Dérobade

Publié le 27.07.2014

Cher journal,

Mon ennemi m’ayant aperçu, il fit soudainement demi-tour. Mais sa silhouette maladroite, devenue légèrement bedonnante avec le temps, celle-là même qui me l’avait d’abord rendu si sympathique, ne pouvait me tromper. S’il n’avait pas changé de chemin ainsi, je ne l’aurais peut-être même pas remarqué. Mais cette manœuvre maladroite avait eu l’effet inverse de ce qu’il espérait.

Je ne lui avais pratiquement plus parlé depuis sa trahison. J’avais évidemment imaginé de nombreux scénarios où je venais, d’une manière ou d’une autre, régler notre différent par un affrontement dont la nature exacte échappait à mes fantasmes. Je m’illustrais à mes propres yeux comme capable d’un détachement et d’un sang-froid qui ne me caractérisent guère ; et ces qualités si désirables m’accordaient un moment de triomphe. Le courage ou la folie nécessaire m’a fait défaut, et si je suppose que si j’ai d’une certaine façon fini par l’emporter, ce n’était qu’en comprenant que sa trahison avait condamné tout espoir de salvation ; précisément, comme tout reposait sur une trahison cachée, il n’y aurait pas de victoire, car il n’y avait pas d’affrontement. Il m’avait dépouillé de cette possibilité, et mon rêve n’était pas tant de le vaincre que d’avoir un véritable face-à-face avec lui, quel qu’en fût le résultat.

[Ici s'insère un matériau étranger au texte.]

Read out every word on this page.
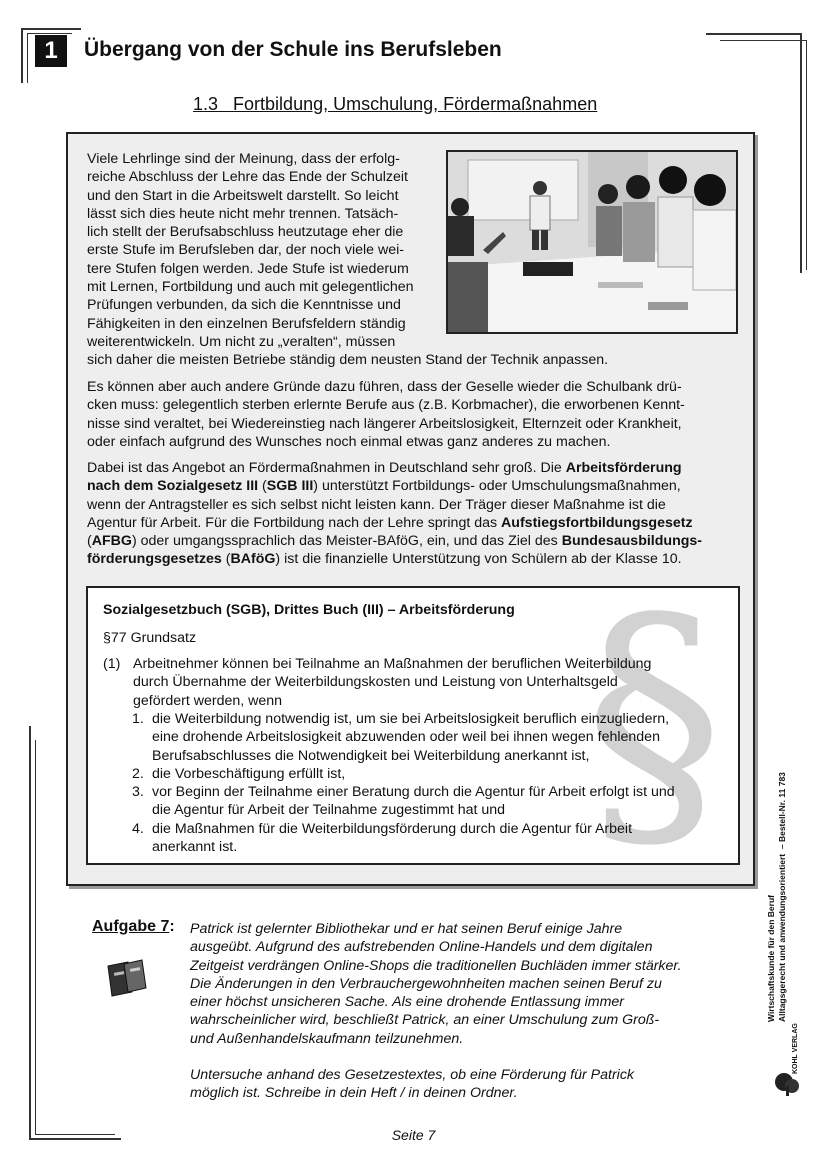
1	Übergang von der Schule ins Berufsleben
1.3 Fortbildung, Umschulung, Fördermaßnahmen
Viele Lehrlinge sind der Meinung, dass der erfolg-
reiche Abschluss der Lehre das Ende der Schulzeit
und den Start in die Arbeitswelt darstellt. So leicht
lässt sich dies heute nicht mehr trennen. Tatsäch-
lich stellt der Berufsabschluss heutzutage eher die
erste Stufe im Berufsleben dar, der noch viele wei-
tere Stufen folgen werden. Jede Stufe ist wiederum
mit Lernen, Fortbildung und auch mit gelegentlichen
Prüfungen verbunden, da sich die Kenntnisse und
Fähigkeiten in den einzelnen Berufsfeldern ständig
weiterentwickeln. Um nicht zu „veralten“, müssen
sich daher die meisten Betriebe ständig dem neusten Stand der Technik anpassen.
Es können aber auch andere Gründe dazu führen, dass der Geselle wieder die Schulbank drü-
cken muss: gelegentlich sterben erlernte Berufe aus (z.B. Korbmacher), die erworbenen Kennt-
nisse sind veraltet, bei Wiedereinstieg nach längerer Arbeitslosigkeit, Elternzeit oder Krankheit,
oder einfach aufgrund des Wunsches noch einmal etwas ganz anderes zu machen.
Dabei ist das Angebot an Fördermaßnahmen in Deutschland sehr groß. Die Arbeitsförderung
nach dem Sozialgesetz III (SGB III) unterstützt Fortbildungs- oder Umschulungsmaßnahmen,
wenn der Antragsteller es sich selbst nicht leisten kann. Der Träger dieser Maßnahme ist die
Agentur für Arbeit. Für die Fortbildung nach der Lehre springt das Aufstiegsfortbildungsgesetz
(AFBG) oder umgangssprachlich das Meister-BAföG, ein, und das Ziel des Bundesausbildungs-
förderungsgesetzes (BAföG) ist die finanzielle Unterstützung von Schülern ab der Klasse 10.
§
Sozialgesetzbuch (SGB), Drittes Buch (III) – Arbeitsförderung
§77 Grundsatz
(1) Arbeitnehmer können bei Teilnahme an Maßnahmen der beruflichen Weiterbildung
durch Übernahme der Weiterbildungskosten und Leistung von Unterhaltsgeld
gefördert werden, wenn
1. die Weiterbildung notwendig ist, um sie bei Arbeitslosigkeit beruflich einzugliedern,
eine drohende Arbeitslosigkeit abzuwenden oder weil bei ihnen wegen fehlenden
Berufsabschlusses die Notwendigkeit bei Weiterbildung anerkannt ist,
2. die Vorbeschäftigung erfüllt ist,
3. vor Beginn der Teilnahme einer Beratung durch die Agentur für Arbeit erfolgt ist und
die Agentur für Arbeit der Teilnahme zugestimmt hat und
4. die Maßnahmen für die Weiterbildungsförderung durch die Agentur für Arbeit
anerkannt ist.
Aufgabe 7: Patrick ist gelernter Bibliothekar und er hat seinen Beruf einige Jahre
ausgeübt. Aufgrund des aufstrebenden Online-Handels und dem digitalen
Zeitgeist verdrängen Online-Shops die traditionellen Buchläden immer stärker.
Die Änderungen in den Verbrauchergewohnheiten machen seinen Beruf zu
einer höchst unsicheren Sache. Als eine drohende Entlassung immer
wahrscheinlicher wird, beschließt Patrick, an einer Umschulung zum Groß-
und Außenhandelskaufmann teilzunehmen.
Untersuche anhand des Gesetzestextes, ob eine Förderung für Patrick
möglich ist. Schreibe in dein Heft / in deinen Ordner.
Wirtschaftskunde für den Beruf Alltagsgerecht und anwendungsorientiert  – Bestell-Nr. 11 783
KOHL VERLAG
Seite 7
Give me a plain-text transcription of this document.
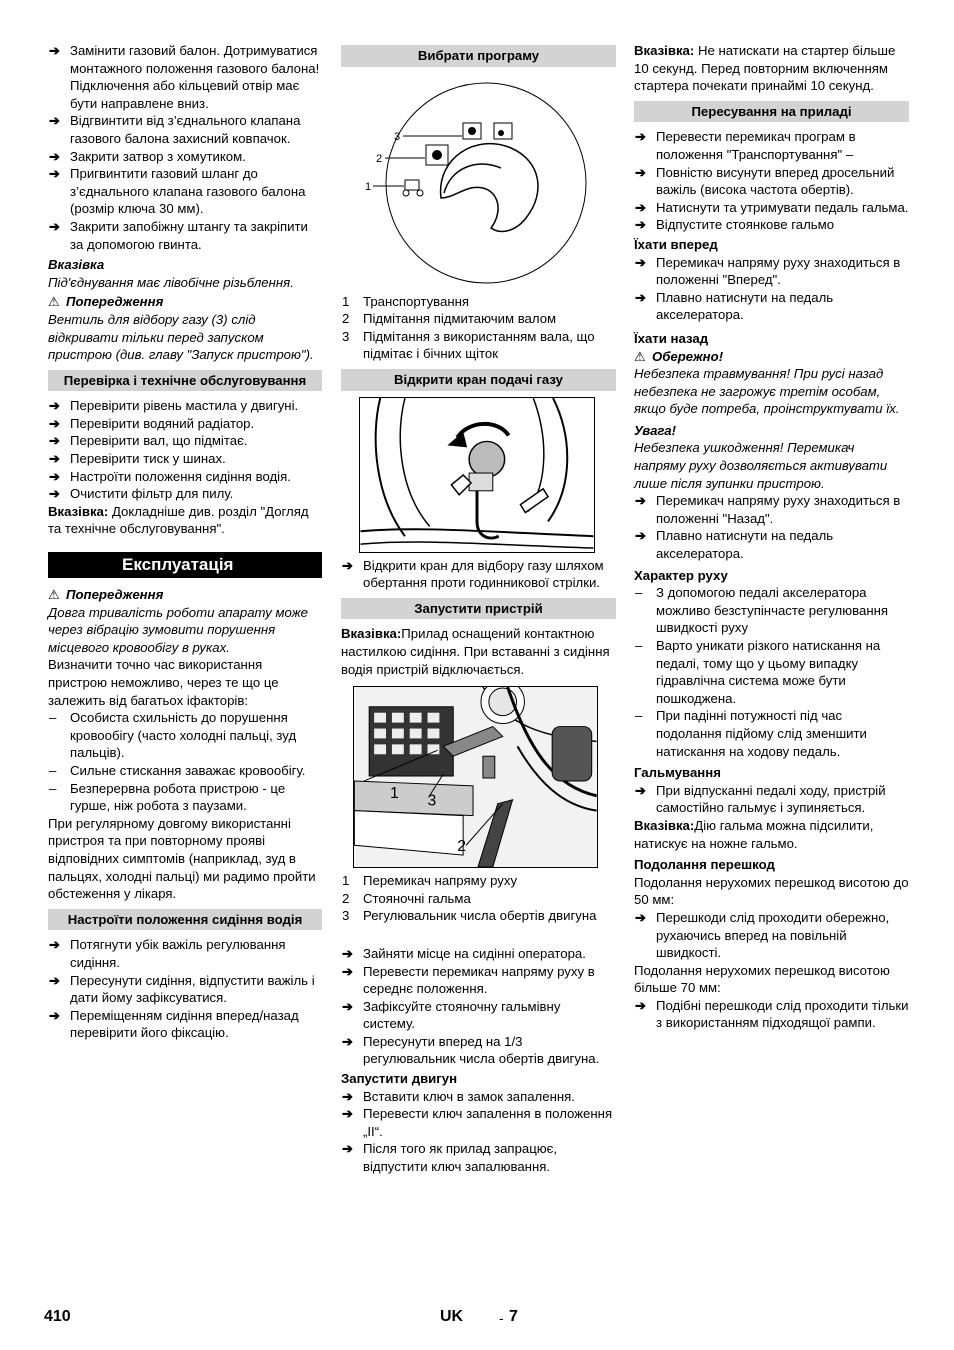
➔ Замінити газовий балон. Дотримуватися монтажного положення газового балона! Підключення або кільцевий отвір має бути направлене вниз.
➔ Відгвинтити від з’єднального клапана газового балона захисний ковпачок.
➔ Закрити затвор з хомутиком.
➔ Пригвинтити газовий шланг до з’єднального клапана газового балона (розмір ключа 30 мм).
➔ Закрити запобіжну штангу та закріпити за допомогою гвинта.
Вказівка
Під'єднування має лівобічне різьблення.
⚠ Попередження
Вентиль для відбору газу (3) слід відкривати тільки перед запуском пристрою (див. главу "Запуск пристрою").
Перевірка і технічне обслуговування
➔ Перевірити рівень мастила у двигуні.
➔ Перевірити водяний радіатор.
➔ Перевірити вал, що підмітає.
➔ Перевірити тиск у шинах.
➔ Настроїти положення сидіння водія.
➔ Очистити фільтр для пилу.
Вказівка: Докладніше див. розділ "Догляд та технічне обслуговування".
Експлуатація
⚠ Попередження
Довга тривалість роботи апарату може через вібрацію зумовити порушення місцевого кровообігу в руках.
Визначити точно час використання пристрою неможливо, через те що це залежить від багатьох іфакторів:
– Особиста схильність до порушення кровообігу (часто холодні пальці, зуд пальців).
– Сильне стискання заважає кровообігу.
– Безперервна робота пристрою - це гурше, ніж робота з паузами.
При регулярному довгому використанні пристроя та при повторному прояві відповідних симптомів (наприклад, зуд в пальцях, холодні пальці) ми радимо пройти обстеження у лікаря.
Настроїти положення сидіння водія
➔ Потягнути убік важіль регулювання сидіння.
➔ Пересунути сидіння, відпустити важіль і дати йому зафіксуватися.
➔ Переміщенням сидіння вперед/назад перевірити його фіксацію.
Вибрати програму
3
2
1
1 Транспортування
2 Підмітання підмитаючим валом
3 Підмітання з використанням вала, що підмітає і бічних щіток
Відкрити кран подачі газу
➔ Відкрити кран для відбору газу шляхом обертання проти годинникової стрілки.
Запустити пристрій
Вказівка:Прилад оснащений контактною настилкою сидіння. При вставанні з сидіння водія пристрій відключається.
1 3
2
1 Перемикач напряму руху
2 Стояночні гальма
3 Регулювальник числа обертів двигуна
➔ Зайняти місце на сидінні оператора.
➔ Перевести перемикач напряму руху в середнє положення.
➔ Зафіксуйте стояночну гальмівну систему.
➔ Пересунути вперед на 1/3 регулювальник числа обертів двигуна.
Запустити двигун
➔ Вставити ключ в замок запалення.
➔ Перевести ключ запалення в положення „II“.
➔ Після того як прилад запрацює, відпустити ключ запалювання.
Вказівка: Не натискати на стартер більше 10 секунд. Перед повторним включенням стартера почекати принаймі 10 секунд.
Пересування на приладі
➔ Перевести перемикач програм в положення "Транспортування" –
➔ Повністю висунути вперед дросельний важіль (висока частота обертів).
➔ Натиснути та утримувати педаль гальма.
➔ Відпустите стоянкове гальмо
Їхати вперед
➔ Перемикач напряму руху знаходиться в положенні "Вперед".
➔ Плавно натиснути на педаль акселератора.
Їхати назад
⚠ Обережно!
Небезпека травмування! При русі назад небезпека не загрожує третім особам, якщо буде потреба, проінструктувати їх.
Увага!
Небезпека ушкодження! Перемикач напряму руху дозволяється активувати лише після зупинки пристрою.
➔ Перемикач напряму руху знаходиться в положенні "Назад".
➔ Плавно натиснути на педаль акселератора.
Характер руху
– З допомогою педалі акселератора можливо безступінчасте регулювання швидкості руху
– Варто уникати різкого натискання на педалі, тому що у цьому випадку гідравлічна система може бути пошкоджена.
– При падінні потужності під час подолання підйому слід зменшити натискання на ходову педаль.
Гальмування
➔ При відпусканні педалі ходу, пристрій самостійно гальмує і зупиняється.
Вказівка:Дію гальма можна підсилити, натискує на ножне гальмо.
Подолання перешкод
Подолання нерухомих перешкод висотою до 50 мм:
➔ Перешкоди слід проходити обережно, рухаючись вперед на повільній швидкості.
Подолання нерухомих перешкод висотою більше 70 мм:
➔ Подібні перешкоди слід проходити тільки з використанням підходящої рампи.
410	UK	- 7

Mais cette fois-ci celui qui m’avait causé tant de malheur était bel et bien à ma portée, et avait entrepris de remonter une rue que je n’aimais guère pour ne pas avoir à subir la gêne de notre rencontre. Sans réfléchir, j’eus alors cette faiblesse que je ne me pardonnerai pas : je pressais le pas, je courais presque, pour le rattraper. Je le hélais et il pouvait difficilement ne pas se retourner. Mon émotion me permit à peine d’exprimer l’étendue de ma déception à son égard. Fort heureusement, comme il était lui-même d’un naturel somme toute ridicule, et que toute situation de ce type réveillait en lui un très faible bégaiement qui lui ôtait toute stature, nous nous trouvions également désarmés.

La seule chose qui aurait vraiment pu enfin faire voler en éclat cette mauvaise pièce de théâtre eût été d’en venir aux mains. Si nous n’avions pas vraiment les qualités requises pour que la lutte ait quelque valeur, elle aurait tenu lieu d’opération chirurgicale mutuelle sur le métabolisme de nos passions. Dans cette espèce de petit corps à l’intérieur du corps, on doit trouver une vésicule particulière chargée de sécréter les doses nécessaires de haine qui participent à la bonne santé générale du système. On me reprochera peut-être de me livrer ici à une apologie, fort peu chrétienne, de la détestation de son prochain. Je ne veux pas dire qu’il soit nécessaire à tout prix d’agir sous l’impulsion de tels sentiments ; mais ne pas les connaître, ne ressentir aucune inimitié violente envers personne, ne me paraît pas sain.

Or chez mon ennemi comme chez moi-même, cet organe haineux ne pouvait suivre son fonctionnement naturel. Il se trouvait obstrué par une tumeur d’amitié, legs de trois années de camaraderie, difficile à retirer complètement. Une bonne scène de violence, un éclat quelconque, aurait procédé à l’extraction de ce dépôt ; notre haine aurait repris un cours naturel, bien plus facile à contenir.

Il ne se passa rien de tel. Nous échangeâmes l’un l’autre quelques paroles amères et repartîmes chacun dans une direction opposée – dans les deux cas, l’opposée de celle que nos destinations commandaient.